Thursday, January 26, 2006

Adventures in Subbing - Learning and Not Liking the Slang

I suppose I intended to do some serious logging of all of my substitute-teaching adventures, and it's too bad that I stopped when I did, because I've been having some fun in the interim, but today I just want to talk about one aspect of my job - the learning of new slang - and one new word in particular - shysty.

As those of you who can figure out the origins of this term might imagine, "shysty" is an adjective for a person who is untrustworthy, especially with money, a person you can count on to cheat you, steal from you, or lie to you. Obvious to me is that it comes from "shyster." Apparently the kids don't know this, nor do they know that "shyster" is a derogatory term for Jews.

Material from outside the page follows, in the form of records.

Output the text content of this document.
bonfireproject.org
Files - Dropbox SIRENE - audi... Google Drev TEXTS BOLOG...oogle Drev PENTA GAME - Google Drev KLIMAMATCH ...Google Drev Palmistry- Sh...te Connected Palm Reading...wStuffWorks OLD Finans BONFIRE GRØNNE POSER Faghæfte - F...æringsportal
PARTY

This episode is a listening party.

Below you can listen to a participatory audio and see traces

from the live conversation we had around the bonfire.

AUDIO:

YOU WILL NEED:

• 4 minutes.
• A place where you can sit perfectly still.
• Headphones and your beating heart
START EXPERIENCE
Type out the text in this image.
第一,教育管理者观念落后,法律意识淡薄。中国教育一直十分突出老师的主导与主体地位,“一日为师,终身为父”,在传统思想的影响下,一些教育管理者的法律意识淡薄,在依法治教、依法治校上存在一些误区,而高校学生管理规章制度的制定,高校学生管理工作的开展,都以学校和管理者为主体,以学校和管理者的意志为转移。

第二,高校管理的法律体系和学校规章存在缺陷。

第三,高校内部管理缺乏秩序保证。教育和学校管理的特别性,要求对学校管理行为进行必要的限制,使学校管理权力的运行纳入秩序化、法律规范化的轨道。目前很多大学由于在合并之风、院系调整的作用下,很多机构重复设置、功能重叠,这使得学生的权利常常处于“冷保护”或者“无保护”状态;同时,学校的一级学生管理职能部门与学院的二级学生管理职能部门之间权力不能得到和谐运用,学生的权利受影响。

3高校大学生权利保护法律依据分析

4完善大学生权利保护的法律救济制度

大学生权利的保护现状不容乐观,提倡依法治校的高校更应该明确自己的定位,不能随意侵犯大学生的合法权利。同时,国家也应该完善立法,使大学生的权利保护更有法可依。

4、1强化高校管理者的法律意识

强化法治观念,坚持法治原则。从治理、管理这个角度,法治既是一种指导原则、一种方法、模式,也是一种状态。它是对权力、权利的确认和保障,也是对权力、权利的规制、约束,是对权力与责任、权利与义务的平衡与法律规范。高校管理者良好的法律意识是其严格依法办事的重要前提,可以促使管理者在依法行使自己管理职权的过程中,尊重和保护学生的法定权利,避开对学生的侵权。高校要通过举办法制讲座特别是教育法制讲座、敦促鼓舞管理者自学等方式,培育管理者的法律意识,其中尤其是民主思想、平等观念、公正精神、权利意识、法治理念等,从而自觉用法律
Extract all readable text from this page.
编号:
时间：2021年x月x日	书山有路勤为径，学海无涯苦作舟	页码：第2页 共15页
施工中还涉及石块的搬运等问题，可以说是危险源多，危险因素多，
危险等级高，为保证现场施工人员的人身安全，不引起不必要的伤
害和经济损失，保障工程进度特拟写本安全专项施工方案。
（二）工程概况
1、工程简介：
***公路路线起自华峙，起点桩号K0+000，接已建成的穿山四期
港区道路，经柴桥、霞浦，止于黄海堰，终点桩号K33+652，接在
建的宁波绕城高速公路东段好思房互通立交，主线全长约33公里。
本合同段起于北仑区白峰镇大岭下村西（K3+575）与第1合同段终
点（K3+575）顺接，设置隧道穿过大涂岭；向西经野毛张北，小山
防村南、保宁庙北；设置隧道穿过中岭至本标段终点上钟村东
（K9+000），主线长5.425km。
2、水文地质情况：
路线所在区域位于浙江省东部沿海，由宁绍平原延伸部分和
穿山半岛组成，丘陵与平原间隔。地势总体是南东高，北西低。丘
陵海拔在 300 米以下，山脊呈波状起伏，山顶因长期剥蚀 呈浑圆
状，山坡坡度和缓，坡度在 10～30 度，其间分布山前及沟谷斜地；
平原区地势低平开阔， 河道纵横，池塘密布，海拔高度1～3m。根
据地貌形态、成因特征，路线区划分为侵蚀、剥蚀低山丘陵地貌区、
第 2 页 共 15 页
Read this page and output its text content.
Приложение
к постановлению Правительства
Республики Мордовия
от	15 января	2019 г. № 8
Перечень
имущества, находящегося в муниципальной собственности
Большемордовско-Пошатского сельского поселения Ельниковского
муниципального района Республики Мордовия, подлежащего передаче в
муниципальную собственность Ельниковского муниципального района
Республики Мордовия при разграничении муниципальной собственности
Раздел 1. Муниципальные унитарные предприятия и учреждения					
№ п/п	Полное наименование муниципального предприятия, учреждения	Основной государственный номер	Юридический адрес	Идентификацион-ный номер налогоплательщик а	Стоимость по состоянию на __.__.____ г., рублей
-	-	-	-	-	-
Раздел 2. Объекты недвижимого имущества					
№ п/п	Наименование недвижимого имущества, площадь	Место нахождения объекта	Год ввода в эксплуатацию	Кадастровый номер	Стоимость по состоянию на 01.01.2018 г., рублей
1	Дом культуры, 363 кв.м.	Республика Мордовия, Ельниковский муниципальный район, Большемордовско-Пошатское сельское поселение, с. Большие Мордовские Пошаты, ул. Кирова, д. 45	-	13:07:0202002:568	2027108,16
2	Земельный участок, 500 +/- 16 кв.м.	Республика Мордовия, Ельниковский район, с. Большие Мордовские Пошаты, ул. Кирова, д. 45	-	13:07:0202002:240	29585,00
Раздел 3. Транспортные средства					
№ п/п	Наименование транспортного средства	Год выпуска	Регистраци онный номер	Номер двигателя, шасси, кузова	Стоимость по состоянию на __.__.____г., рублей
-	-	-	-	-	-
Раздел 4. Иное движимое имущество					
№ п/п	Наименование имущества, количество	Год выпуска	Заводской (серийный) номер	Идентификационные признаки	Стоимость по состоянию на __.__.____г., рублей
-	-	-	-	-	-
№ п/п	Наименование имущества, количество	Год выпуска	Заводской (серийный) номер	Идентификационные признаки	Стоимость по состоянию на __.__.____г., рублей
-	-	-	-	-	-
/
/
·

I can't even be too hard on them for not knowing. Some of them have never met a Jew, and anyway, one of my husband's teachers at the dental school used the word "shyster" as if it had no ethnic implication at all. And generally speaking, when I hear it and I say to a kid, "Hey, don't say that, it's a racial slur on Jews," they say they didn't know that and apologize. But so far I've only brought it up to kids I know, kids whose schools I go to all the time. And I don't know if they still use it when I'm not around, much the way they're cautious about saying "white" in front of me. (Well, some of them are. Some of them have no problem not only saying "white," but saying "white motherfucker," in front of me, and not understanding why I think that's a problem.)

But I don't even know if I can state categorically if they're wrong to use it. If for them it is completely divorced from any association with Jews (and they are not using it to apply to Jews or even to imply that the people they are applying it to occupy any other ethnic or racial category than their own), is it wrong for them to use it? I don't know. Nor do I know what to do about it in situations where the kids just met me five minutes ago, and will likely never see me again, and, though they may not mean to be racist or anti-Semetic, don't particularly care if I'm interpretting them as either.

And I thought this was just teenage slang. I'd never heard any of the adults use it. (I didn't hear them tell the kids not to use it, but I figure they have a hard enough time getting them to not say "fuck" all the time.) But last night, on Project Runway, Zulema said it. I don't think she knew either. And maybe the producers didn't. I mean, if a contestant said the n-word,* I'm sure they wouldn't have used that footage.

To end on a lighter note, I wil share some slang I do like:

Track star - promiscuous person. As in, one who runs around a lot.

Chaluppin' - somewhere between walking around, looking for girls, and cheating on your current girl. But in a fairly relaxed way.

Thirsty - desperate, particularly for sex.

Woo woo - yadda yadda yadda


*I can't type it. I feel ridiculous writing "the n-word," and I am trying and trying to convince myself that it's just a word, and I'm only referring to it as a word, not using it to describe a person, and I would never use it in an actually racist way, but I still can't do it. I can't say it either, even when I'm discussing it as a word with the kids, and even when the kids tell me it's okay for me to say it in that context. But it took me until I was 12 years old to say my first curse word, too.